Dat is precies waarom transformatie anders vraagt dan alleen sturing. Het is niet iets wat je ‘doet’—het is iets wat zich voltrekt.
Veel organisaties denken dat transformatie iets is wat je ‘doet’. Maar transformatie is niet iets wat je kunt managen. Het is iets wat zich voltrekt.
Waarom transformatie zich niet laat plannen
We denken dat transformatie een project is. Maar in werkelijkheid is het een identiteitsverandering.
De gedachte dat transformatie maakbaar is, is een hardnekkige misvatting. We plannen de toekomst, stellen doelen en bedenken structuren. Maar transformatie werkt niet volgens een blauwdruk.
Transformatie betekent dat een organisatie op identiteitsniveau verandert. Niet alleen de processen of de strategie, maar de onderliggende dynamiek, de manier van samenwerken, de vanzelfsprekendheden. En dat gaat nooit lineair.
Net als in de natuur ontstaat verandering niet omdat iemand een plan heeft bedacht, maar omdat de omstandigheden veranderen. Een rivier zoekt een nieuw pad, niet omdat het zo gepland was, maar omdat er obstakels in de weg liggen. Een organisatie is niet anders: wanneer de omgeving verandert, is de enige vraag hoe je ermee omgaat.
En precies daar gaat het vaak mis: veel organisaties houden vast aan controle en proberen verandering te forceren, in plaats van te luisteren naar wat zich aandient.
Loslaten om te kunnen bewegen
We denken dat transformatie een project is. Maar in werkelijkheid is het een identiteitsverandering.
Echte transformatie ontstaat wanneer er ruimte komt voor wat zich wil ontwikkelen.

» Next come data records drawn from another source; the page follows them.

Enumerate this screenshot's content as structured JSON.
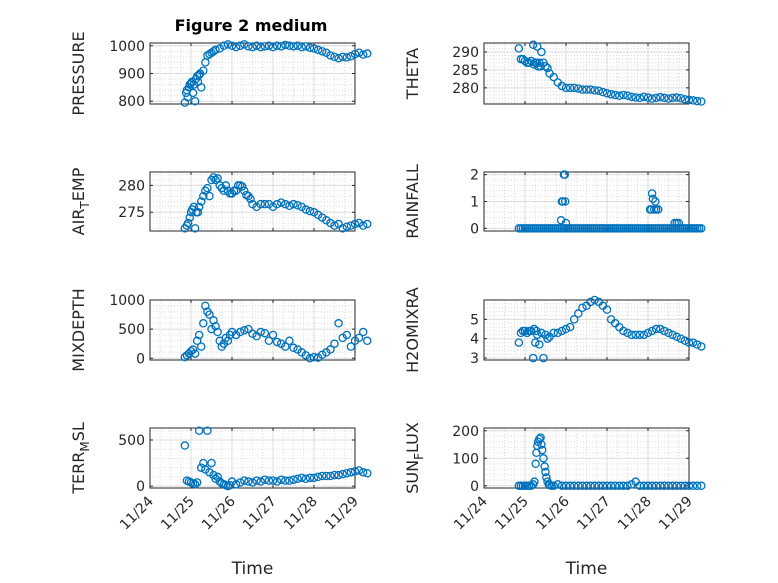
{
  "figure": {
    "title": "Figure 2 medium",
    "marker_color": "#0072BD",
    "axis_color": "#262626",
    "grid_color": "#dcdcdc",
    "date_ticks": [
      "11/24",
      "11/25",
      "11/26",
      "11/27",
      "11/28",
      "11/29"
    ],
    "xlabel": "Time"
  },
  "chart_data": [
    {
      "type": "scatter",
      "ylabel": "PRESSURE",
      "ylim": [
        790,
        1010
      ],
      "yticks": [
        800,
        900,
        1000
      ],
      "grid": true,
      "x": [
        0.85,
        0.88,
        0.9,
        0.92,
        0.95,
        0.97,
        1.0,
        1.02,
        1.05,
        1.07,
        1.1,
        1.12,
        1.15,
        1.17,
        1.2,
        1.22,
        1.25,
        1.3,
        1.35,
        1.4,
        1.45,
        1.5,
        1.55,
        1.6,
        1.7,
        1.8,
        1.9,
        2.0,
        2.1,
        2.2,
        2.3,
        2.4,
        2.5,
        2.6,
        2.7,
        2.8,
        2.9,
        3.0,
        3.1,
        3.2,
        3.3,
        3.4,
        3.5,
        3.6,
        3.7,
        3.8,
        3.9,
        4.0,
        4.1,
        4.2,
        4.3,
        4.4,
        4.5,
        4.6,
        4.7,
        4.8,
        4.9,
        5.0,
        5.1,
        5.2,
        5.3
      ],
      "y": [
        795,
        830,
        840,
        815,
        850,
        860,
        865,
        870,
        830,
        860,
        800,
        880,
        890,
        870,
        895,
        900,
        850,
        910,
        940,
        965,
        970,
        975,
        980,
        985,
        990,
        1000,
        1005,
        1000,
        995,
        1000,
        1005,
        998,
        995,
        1000,
        995,
        998,
        1000,
        995,
        1000,
        998,
        1003,
        1000,
        998,
        1000,
        995,
        998,
        993,
        990,
        985,
        980,
        975,
        965,
        960,
        955,
        960,
        958,
        962,
        970,
        975,
        968,
        972
      ]
    },
    {
      "type": "scatter",
      "ylabel": "THETA",
      "ylim": [
        275.5,
        292.5
      ],
      "yticks": [
        280,
        285,
        290
      ],
      "grid": true,
      "x": [
        0.85,
        0.9,
        0.95,
        1.0,
        1.05,
        1.1,
        1.15,
        1.2,
        1.22,
        1.25,
        1.28,
        1.3,
        1.32,
        1.35,
        1.38,
        1.4,
        1.45,
        1.5,
        1.55,
        1.6,
        1.7,
        1.8,
        1.9,
        2.0,
        2.1,
        2.2,
        2.3,
        2.4,
        2.5,
        2.6,
        2.7,
        2.8,
        2.9,
        3.0,
        3.1,
        3.2,
        3.3,
        3.4,
        3.5,
        3.6,
        3.7,
        3.8,
        3.9,
        4.0,
        4.1,
        4.2,
        4.3,
        4.4,
        4.5,
        4.6,
        4.7,
        4.8,
        4.9,
        5.0,
        5.1,
        5.2,
        5.3
      ],
      "y": [
        291,
        288,
        288,
        287.5,
        287,
        287,
        287.5,
        292,
        286.5,
        287,
        287,
        291.5,
        286,
        287,
        286,
        290,
        287,
        286,
        285.5,
        284,
        283,
        281.5,
        280.5,
        280,
        280,
        280,
        279.8,
        279.5,
        279.5,
        279.5,
        279.3,
        279.2,
        278.8,
        278.5,
        278.2,
        278,
        277.8,
        278,
        277.8,
        277.5,
        277.3,
        277.2,
        277.5,
        277.3,
        277,
        277.2,
        277.4,
        277.2,
        277,
        277.2,
        277.3,
        277.1,
        276.8,
        276.6,
        276.5,
        276.3,
        276.2
      ]
    },
    {
      "type": "scatter",
      "ylabel": "AIR_TEMP",
      "ylim": [
        271.5,
        282.5
      ],
      "yticks": [
        275,
        280
      ],
      "grid": true,
      "x": [
        0.85,
        0.9,
        0.93,
        0.97,
        1.0,
        1.03,
        1.07,
        1.1,
        1.13,
        1.17,
        1.2,
        1.25,
        1.3,
        1.35,
        1.4,
        1.45,
        1.5,
        1.55,
        1.6,
        1.65,
        1.7,
        1.75,
        1.8,
        1.85,
        1.9,
        1.95,
        2.0,
        2.05,
        2.1,
        2.15,
        2.2,
        2.25,
        2.3,
        2.35,
        2.4,
        2.45,
        2.5,
        2.6,
        2.7,
        2.8,
        2.9,
        3.0,
        3.1,
        3.2,
        3.3,
        3.4,
        3.5,
        3.6,
        3.7,
        3.8,
        3.9,
        4.0,
        4.1,
        4.2,
        4.3,
        4.4,
        4.5,
        4.6,
        4.7,
        4.8,
        4.9,
        5.0,
        5.1,
        5.2,
        5.3
      ],
      "y": [
        272,
        272.5,
        273,
        274,
        275,
        275.5,
        276,
        272,
        275,
        275,
        276,
        277,
        278,
        279,
        279.5,
        278,
        281,
        281.5,
        281,
        281.3,
        280,
        279.5,
        279,
        280,
        279,
        278.5,
        278.5,
        279,
        279,
        280,
        280,
        279.8,
        279,
        278.2,
        278,
        277.5,
        276.5,
        276,
        276.5,
        276.5,
        276.5,
        276,
        276.5,
        276.8,
        276.5,
        276.2,
        276.5,
        276.3,
        276,
        275.5,
        275.2,
        275,
        274.5,
        274,
        273.5,
        273,
        272.5,
        272.8,
        272,
        272.3,
        272.5,
        272.8,
        273,
        272.5,
        272.8
      ]
    },
    {
      "type": "scatter",
      "ylabel": "RAINFALL",
      "ylim": [
        -0.1,
        2.1
      ],
      "yticks": [
        0,
        1,
        2
      ],
      "grid": true,
      "x": [
        0.85,
        0.9,
        0.95,
        1.0,
        1.05,
        1.1,
        1.15,
        1.2,
        1.25,
        1.3,
        1.35,
        1.4,
        1.45,
        1.5,
        1.55,
        1.6,
        1.65,
        1.7,
        1.75,
        1.8,
        1.85,
        1.9,
        1.95,
        2.0,
        2.05,
        2.1,
        2.15,
        2.2,
        2.25,
        2.3,
        2.35,
        2.4,
        2.45,
        2.5,
        2.55,
        2.6,
        2.65,
        2.7,
        2.75,
        2.8,
        2.85,
        2.9,
        2.95,
        3.0,
        3.05,
        3.1,
        3.15,
        3.2,
        3.25,
        3.3,
        3.35,
        3.4,
        3.45,
        3.5,
        3.55,
        3.6,
        3.65,
        3.7,
        3.75,
        3.8,
        3.85,
        3.9,
        3.95,
        4.0,
        4.05,
        4.1,
        4.15,
        4.2,
        4.25,
        4.3,
        4.35,
        4.4,
        4.45,
        4.5,
        4.55,
        4.6,
        4.65,
        4.7,
        4.75,
        4.8,
        4.85,
        4.9,
        4.95,
        5.0,
        5.05,
        5.1,
        5.15,
        5.2,
        5.25,
        5.3,
        1.88,
        1.9,
        1.92,
        1.95,
        1.97,
        1.98,
        2.0,
        4.05,
        4.08,
        4.1,
        4.12,
        4.15,
        4.18,
        4.2,
        4.25,
        4.65,
        4.7,
        4.75
      ],
      "y": [
        0,
        0,
        0,
        0,
        0,
        0,
        0,
        0,
        0,
        0,
        0,
        0,
        0,
        0,
        0,
        0,
        0,
        0,
        0,
        0,
        0,
        0,
        0,
        0,
        0,
        0,
        0,
        0,
        0,
        0,
        0,
        0,
        0,
        0,
        0,
        0,
        0,
        0,
        0,
        0,
        0,
        0,
        0,
        0,
        0,
        0,
        0,
        0,
        0,
        0,
        0,
        0,
        0,
        0,
        0,
        0,
        0,
        0,
        0,
        0,
        0,
        0,
        0,
        0,
        0,
        0,
        0,
        0,
        0,
        0,
        0,
        0,
        0,
        0,
        0,
        0,
        0,
        0,
        0,
        0,
        0,
        0,
        0,
        0,
        0,
        0,
        0,
        0,
        0,
        0,
        0.3,
        1.0,
        1.0,
        2.0,
        2.0,
        1.0,
        0.2,
        0.7,
        0.7,
        1.3,
        1.1,
        0.7,
        1.0,
        0.7,
        0.7,
        0.2,
        0.2,
        0.2
      ]
    },
    {
      "type": "scatter",
      "ylabel": "MIXDEPTH",
      "ylim": [
        -30,
        1000
      ],
      "yticks": [
        0,
        500,
        1000
      ],
      "grid": true,
      "x": [
        0.85,
        0.9,
        0.95,
        1.0,
        1.05,
        1.1,
        1.15,
        1.2,
        1.25,
        1.3,
        1.35,
        1.4,
        1.45,
        1.5,
        1.55,
        1.6,
        1.65,
        1.7,
        1.75,
        1.8,
        1.85,
        1.9,
        1.95,
        2.0,
        2.1,
        2.2,
        2.3,
        2.4,
        2.5,
        2.6,
        2.7,
        2.8,
        2.9,
        3.0,
        3.1,
        3.2,
        3.3,
        3.4,
        3.5,
        3.6,
        3.7,
        3.8,
        3.9,
        4.0,
        4.1,
        4.2,
        4.3,
        4.4,
        4.5,
        4.6,
        4.7,
        4.8,
        4.9,
        5.0,
        5.1,
        5.2,
        5.3
      ],
      "y": [
        20,
        50,
        80,
        120,
        150,
        80,
        300,
        400,
        200,
        600,
        900,
        800,
        750,
        500,
        650,
        550,
        450,
        300,
        200,
        250,
        350,
        300,
        400,
        450,
        400,
        450,
        480,
        500,
        420,
        380,
        450,
        430,
        300,
        400,
        280,
        250,
        200,
        300,
        180,
        150,
        100,
        50,
        0,
        20,
        10,
        60,
        100,
        150,
        250,
        600,
        350,
        400,
        200,
        300,
        350,
        450,
        300
      ]
    },
    {
      "type": "scatter",
      "ylabel": "H2OMIXRA",
      "ylim": [
        2.9,
        6.0
      ],
      "yticks": [
        3,
        4,
        5
      ],
      "grid": true,
      "x": [
        0.85,
        0.9,
        0.95,
        1.0,
        1.05,
        1.1,
        1.15,
        1.2,
        1.22,
        1.25,
        1.28,
        1.3,
        1.35,
        1.4,
        1.45,
        1.5,
        1.55,
        1.6,
        1.7,
        1.8,
        1.9,
        2.0,
        2.1,
        2.2,
        2.3,
        2.4,
        2.5,
        2.6,
        2.7,
        2.8,
        2.9,
        3.0,
        3.1,
        3.2,
        3.3,
        3.4,
        3.5,
        3.6,
        3.7,
        3.8,
        3.9,
        4.0,
        4.1,
        4.2,
        4.3,
        4.4,
        4.5,
        4.6,
        4.7,
        4.8,
        4.9,
        5.0,
        5.1,
        5.2,
        5.3
      ],
      "y": [
        3.8,
        4.3,
        4.4,
        4.4,
        4.3,
        4.4,
        4.4,
        3.0,
        4.5,
        3.8,
        4.4,
        4.2,
        3.7,
        4.3,
        3.0,
        4.2,
        4.0,
        4.1,
        4.3,
        4.3,
        4.4,
        4.5,
        4.6,
        5.0,
        5.3,
        5.6,
        5.7,
        5.9,
        6.0,
        5.9,
        5.7,
        5.5,
        5.0,
        4.8,
        4.6,
        4.4,
        4.3,
        4.2,
        4.2,
        4.2,
        4.2,
        4.3,
        4.4,
        4.5,
        4.5,
        4.4,
        4.3,
        4.2,
        4.1,
        4.0,
        3.9,
        3.8,
        3.8,
        3.7,
        3.6
      ]
    },
    {
      "type": "scatter",
      "ylabel": "TERR_MSL",
      "ylim": [
        -20,
        630
      ],
      "yticks": [
        0,
        500
      ],
      "grid": true,
      "x": [
        0.85,
        0.9,
        0.95,
        1.0,
        1.05,
        1.1,
        1.15,
        1.2,
        1.25,
        1.3,
        1.35,
        1.4,
        1.45,
        1.5,
        1.55,
        1.6,
        1.65,
        1.7,
        1.75,
        1.8,
        1.85,
        1.9,
        1.95,
        2.0,
        2.1,
        2.2,
        2.3,
        2.4,
        2.5,
        2.6,
        2.7,
        2.8,
        2.9,
        3.0,
        3.1,
        3.2,
        3.3,
        3.4,
        3.5,
        3.6,
        3.7,
        3.8,
        3.9,
        4.0,
        4.1,
        4.2,
        4.3,
        4.4,
        4.5,
        4.6,
        4.7,
        4.8,
        4.9,
        5.0,
        5.1,
        5.2,
        5.3
      ],
      "y": [
        440,
        60,
        50,
        40,
        30,
        20,
        40,
        600,
        200,
        250,
        180,
        600,
        150,
        250,
        120,
        80,
        100,
        50,
        30,
        20,
        10,
        0,
        10,
        50,
        20,
        40,
        60,
        50,
        40,
        60,
        50,
        70,
        60,
        60,
        50,
        70,
        60,
        60,
        70,
        80,
        90,
        80,
        90,
        90,
        100,
        110,
        110,
        110,
        120,
        120,
        130,
        140,
        150,
        160,
        170,
        150,
        140
      ]
    },
    {
      "type": "scatter",
      "ylabel": "SUN_FLUX",
      "ylim": [
        -8,
        210
      ],
      "yticks": [
        0,
        100,
        200
      ],
      "grid": true,
      "x": [
        0.85,
        0.9,
        0.95,
        1.0,
        1.05,
        1.1,
        1.15,
        1.2,
        1.23,
        1.26,
        1.28,
        1.3,
        1.32,
        1.35,
        1.38,
        1.4,
        1.42,
        1.45,
        1.48,
        1.5,
        1.52,
        1.55,
        1.58,
        1.6,
        1.65,
        1.7,
        1.8,
        1.9,
        2.0,
        2.1,
        2.2,
        2.3,
        2.4,
        2.5,
        2.6,
        2.7,
        2.8,
        2.9,
        3.0,
        3.1,
        3.2,
        3.3,
        3.4,
        3.5,
        3.6,
        3.7,
        3.8,
        3.9,
        4.0,
        4.1,
        4.2,
        4.3,
        4.4,
        4.5,
        4.6,
        4.7,
        4.8,
        4.9,
        5.0,
        5.1,
        5.2,
        5.3
      ],
      "y": [
        0,
        0,
        0,
        0,
        0,
        0,
        0,
        5,
        15,
        80,
        120,
        145,
        160,
        170,
        175,
        150,
        130,
        100,
        70,
        50,
        30,
        15,
        5,
        2,
        0,
        0,
        5,
        0,
        0,
        0,
        0,
        0,
        0,
        0,
        0,
        0,
        0,
        0,
        0,
        0,
        0,
        0,
        0,
        0,
        5,
        15,
        0,
        0,
        0,
        0,
        0,
        0,
        0,
        0,
        0,
        0,
        0,
        0,
        0,
        0,
        0,
        0
      ]
    }
  ]
}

In plaats van vast te houden aan oude structuren, helpt het om te onderzoeken:
- Welke patronen proberen zich los te maken?
- Waar zitten de blokkades?
- Wat vraagt om aandacht, maar wordt nog niet gezien?
Als je deze vragen onderzoekt, merk je misschien dat er iets anders nodig is dan strakker sturen. Dit vraagt een andere manier van kijken naar leiderschap. Geen leiderschap dat controleert en stuurt, maar leiderschap dat de juiste condities creëert. Ruimte waarin teams kunnen ontdekken wat nodig is. Waarin oude aannames losgelaten mogen worden en er ruimte is voor iets nieuws.
Transformatie is niet iets wat je forceert, maar iets wat je ruimte geeft om te ontstaan.
De vier overgangen van transformatie in organisaties
Transformatie is geen project met een vaste routekaart. Het voelt chaotisch en pas achteraf zie je de patronen. Veel organisaties proberen grip te houden, maar transformatie vraagt iets anders: overgave aan wat zich aandient.
1) Het oude systeem raakt uitgeput – signalen van verandering
- Wat ooit werkte, begint te schuren.
- De energie loopt weg, resultaten blijven achter.
- Pogingen om het oude te repareren werken slechts tijdelijk.
🔍 Voorbeeld: Een bedrijf merkt dat de vertrouwde KPI-gestuurde aanpak niet langer leidt tot innovatie. Medewerkers ervaren steeds meer stress, vergaderingen duren langer, en de energie binnen teams neemt af. De oude manier heeft zijn grens bereikt.
2) De tussenruimte – niet-weten en weerstand
- Het oude is voorbij, maar het nieuwe is er nog niet.
- Onzekerheid groeit en roept de neiging op om te controleren.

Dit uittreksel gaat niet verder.